UAE banks set to hire more staff as recovery takes hold
Dubai: The banking sector in the United Arab Emirates has started hiring new staff as the economic recovery boosts asset growth and profitability.
According to statistics from the Central Bank of the United Arab Emirates (CBUAE), the number of bank employees increased by 738 employees compared to the third quarter of 2021 (2.3%) at the end of December 2021.
These figures exclude staff outsourced to the UAE and offshoring jobs.
After going through a period of downsizing following the pandemic, banks are back to headhunting to meet the growing demand for qualified staff in key business areas.
“We expect a 5-7% increase in our workforce this year. The constraints related to COVID had forced us to go on a tighter budget. Now the management is convinced that we need more human resources to exploit various new opportunities,” said the human resources manager of a medium-sized local bank.
While the unfavorable business environment resulting from the pandemic has forced many banks to cut jobs, structural changes in the banking sector have also prompted a number of layoffs.
The widespread adoption of technology and digitization have changed the nature of banks’ staffing needs. While most banking services are now accessible through digital channels such as Automated Teller Machines (ATMs), Check and Cash Deposit Dispensers (CDMs), Chatbots, Internet Banking and Personal Banking mobile, staffing requirements in branch operations have decreased significantly.
With fewer people accessing banking services through branch networks, banks have either reduced the number of branches and/or replaced branches with technology-driven Electronic Banking Units (EBUs) that require a minimal staff.
According to the latest data from the CBUAE, branches of domestic banks decreased by eight from the previous quarter to 513 at the end of the fourth quarter of 2021. The banking sector in the UAE had seen a streamlining trend branches since the beginning of 2019, consolidation through bank mergers and digitization has rendered a number of branches economically unviable.
Some of the most important bank mergers in the country, such as the merger between National Bank of Abu Dhabi and the first Gulf Bank, a three-party merger between Abu Dhabi Commercial Bank, Union National Bank and Al Hilal Bank and the acquisition of Noor Bank by Dubai Islamic Bank led to significant layoffs at branches.
Most of the country’s banks introduced strict cost control measures in the wake of the pandemic, which led to a general slowdown in economic activity, business volumes and margins.

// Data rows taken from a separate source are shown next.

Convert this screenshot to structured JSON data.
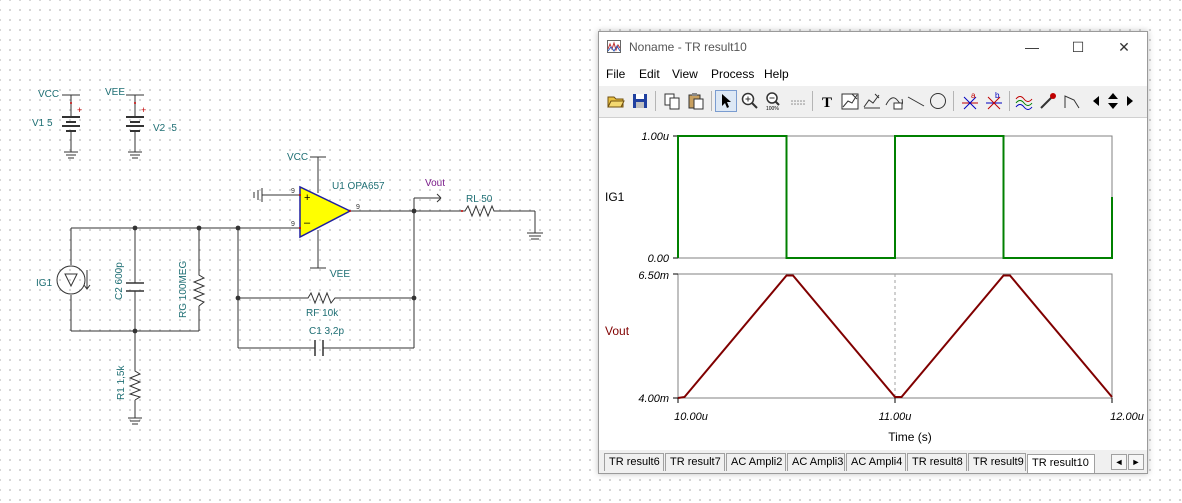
{
  "schematic": {
    "vcc1": "VCC",
    "v1": "V1 5",
    "vee1": "VEE",
    "v2": "V2 -5",
    "vcc2": "VCC",
    "vee2": "VEE",
    "u1": "U1 OPA657",
    "vout": "Vout",
    "rl": "RL 50",
    "ig1": "IG1",
    "c2": "C2 600p",
    "rg": "RG 100MEG",
    "rf": "RF 10k",
    "c1": "C1 3,2p",
    "r1": "R1 1,5k",
    "pin9a": "9",
    "pin9b": "9",
    "pin9c": "9"
  },
  "window": {
    "title": "Noname - TR result10",
    "minimize": "—",
    "maximize": "☐",
    "close": "✕",
    "menu": [
      "File",
      "Edit",
      "View",
      "Process",
      "Help"
    ]
  },
  "toolbar": {
    "icons": [
      "open-icon",
      "save-icon",
      "copy-icon",
      "paste-icon",
      "pointer-icon",
      "zoom-in-icon",
      "zoom-out-icon",
      "grid-icon",
      "text-icon",
      "cursor-a-icon",
      "cursor-b-icon",
      "curve-icon",
      "line-icon",
      "circle-icon",
      "marker-a-icon",
      "marker-b-icon",
      "waveform-icon",
      "probe-icon",
      "pulse-icon",
      "scroll-left-icon",
      "scroll-up-down-icon",
      "scroll-right-icon"
    ]
  },
  "plot": {
    "ig1_label": "IG1",
    "vout_label": "Vout",
    "ig1_ymax": "1.00u",
    "ig1_ymin": "0.00",
    "vout_ymax": "6.50m",
    "vout_ymin": "4.00m",
    "x_ticks": [
      "10.00u",
      "11.00u",
      "12.00u"
    ],
    "xlabel": "Time (s)",
    "colors": {
      "ig1": "#008000",
      "vout": "#800000"
    }
  },
  "chart_data": [
    {
      "type": "line",
      "title": "",
      "xlabel": "Time (s)",
      "ylabel": "IG1",
      "xlim": [
        1e-05,
        1.2e-05
      ],
      "ylim": [
        0,
        1e-06
      ],
      "series": [
        {
          "name": "IG1",
          "x": [
            1e-05,
            1e-05,
            1.05e-05,
            1.05e-05,
            1.1e-05,
            1.1e-05,
            1.15e-05,
            1.15e-05,
            1.2e-05,
            1.2e-05
          ],
          "y": [
            0,
            1e-06,
            1e-06,
            0,
            0,
            1e-06,
            1e-06,
            0,
            0,
            5e-07
          ]
        }
      ]
    },
    {
      "type": "line",
      "title": "",
      "xlabel": "Time (s)",
      "ylabel": "Vout",
      "xlim": [
        1e-05,
        1.2e-05
      ],
      "ylim": [
        0.004,
        0.0065
      ],
      "series": [
        {
          "name": "Vout",
          "x": [
            1e-05,
            1.003e-05,
            1.05e-05,
            1.053e-05,
            1.1e-05,
            1.103e-05,
            1.15e-05,
            1.153e-05,
            1.2e-05
          ],
          "y": [
            0.004,
            0.00402,
            0.00647,
            0.00647,
            0.00402,
            0.00402,
            0.00647,
            0.00647,
            0.00402
          ]
        }
      ]
    }
  ],
  "tabs": [
    "TR result6",
    "TR result7",
    "AC Ampli2",
    "AC Ampli3",
    "AC Ampli4",
    "TR result8",
    "TR result9",
    "TR result10"
  ],
  "active_tab": "TR result10",
  "tab_nav": {
    "left": "◄",
    "right": "►"
  }
}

“When business volumes and margins declined, banks had little choice but to reduce operating costs. For banks, personnel costs are a key component of overall costs,” said the chief financial officer of a local bank that laid off more than 1,200 staff in the aftermath of the pandemic.
Data shows that these cost control measures have helped banks stay profitable and recover faster. The cost/income ratio (C/I) of the top 10 banks decreased by 1.7% year-on-year to reach 32.8% in 2021, as the banks managed to control costs while increasing operating income. Banks’ operational efficiency (C/I ratio) improved, supported by a 5.2% year-on-year increase in operating profits. The drop in the C/I ratio can be partly attributed to the cost control measures put in place by the banks.
Where to expect new hires
Bankers and HR consultants say hiring is expected to increase in all areas of the UAE banking sector, with more emphasis on fee-based services such as investment banking, treasury, brokerage , private equity and advisory functions.

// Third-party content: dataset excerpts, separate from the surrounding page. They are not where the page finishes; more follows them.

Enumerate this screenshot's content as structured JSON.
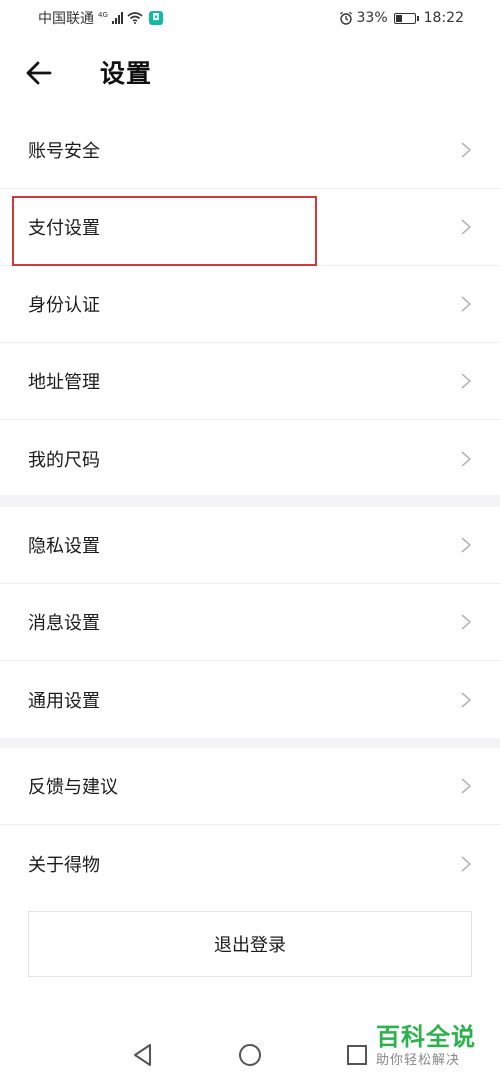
{
  "status_bar": {
    "carrier": "中国联通",
    "network": "4G",
    "battery_percent": "33%",
    "battery_level": 0.33,
    "time": "18:22",
    "alarm_icon": "alarm-clock-icon"
  },
  "header": {
    "title": "设置",
    "back_icon": "arrow-left-icon"
  },
  "groups": [
    {
      "items": [
        "账号安全",
        "支付设置",
        "身份认证",
        "地址管理",
        "我的尺码"
      ]
    },
    {
      "items": [
        "隐私设置",
        "消息设置",
        "通用设置"
      ]
    },
    {
      "items": [
        "反馈与建议",
        "关于得物"
      ]
    }
  ],
  "logout": {
    "label": "退出登录"
  },
  "nav": {
    "icons": [
      "triangle-back-icon",
      "circle-home-icon",
      "square-recent-icon"
    ]
  },
  "watermark": {
    "title": "百科全说",
    "subtitle": "助你轻松解决"
  },
  "colors": {
    "highlight": "#cf3b3b",
    "watermark": "#2bb24c",
    "divider": "#f4f4f7"
  }
}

On the lending side, secured/secured lending will be an area of growth in the immediate future, with a particular focus on mortgages and trade finance that give banks recourse to borrowers’ assets and claims.
The revival of equity capital markets (ECM) activity, particularly in the primary and secondary equity markets, is giving a big boost to investment banking and brokerage businesses which are lucrative in terms of fees and free cash for local banks.
“The protracted collapse of local and regional ECM has seen hiring at a minimal level in businesses such as IPO management, underwriting, bookbuilding and brokerage businesses. Since last year, there has been a strong recovery in these business areas,” said the chief financial officer of a local bank.
Banks expect more hiring to occur in loan sales as demand for loans increases. However, with the increasing focus on digitization, the focus will be on digital sales channels with data analytics-driven hiring.
“The data says it all. Now we know where we need staff and we can predict with some accuracy what areas we need to focus on when hiring,” said the human resources manager of a Dubai-based bank.
The arrival of digital-only banks and community banks is also expected to increase the demand for banking staff. Clearly, digitally savvy banking professionals are going to be in demand.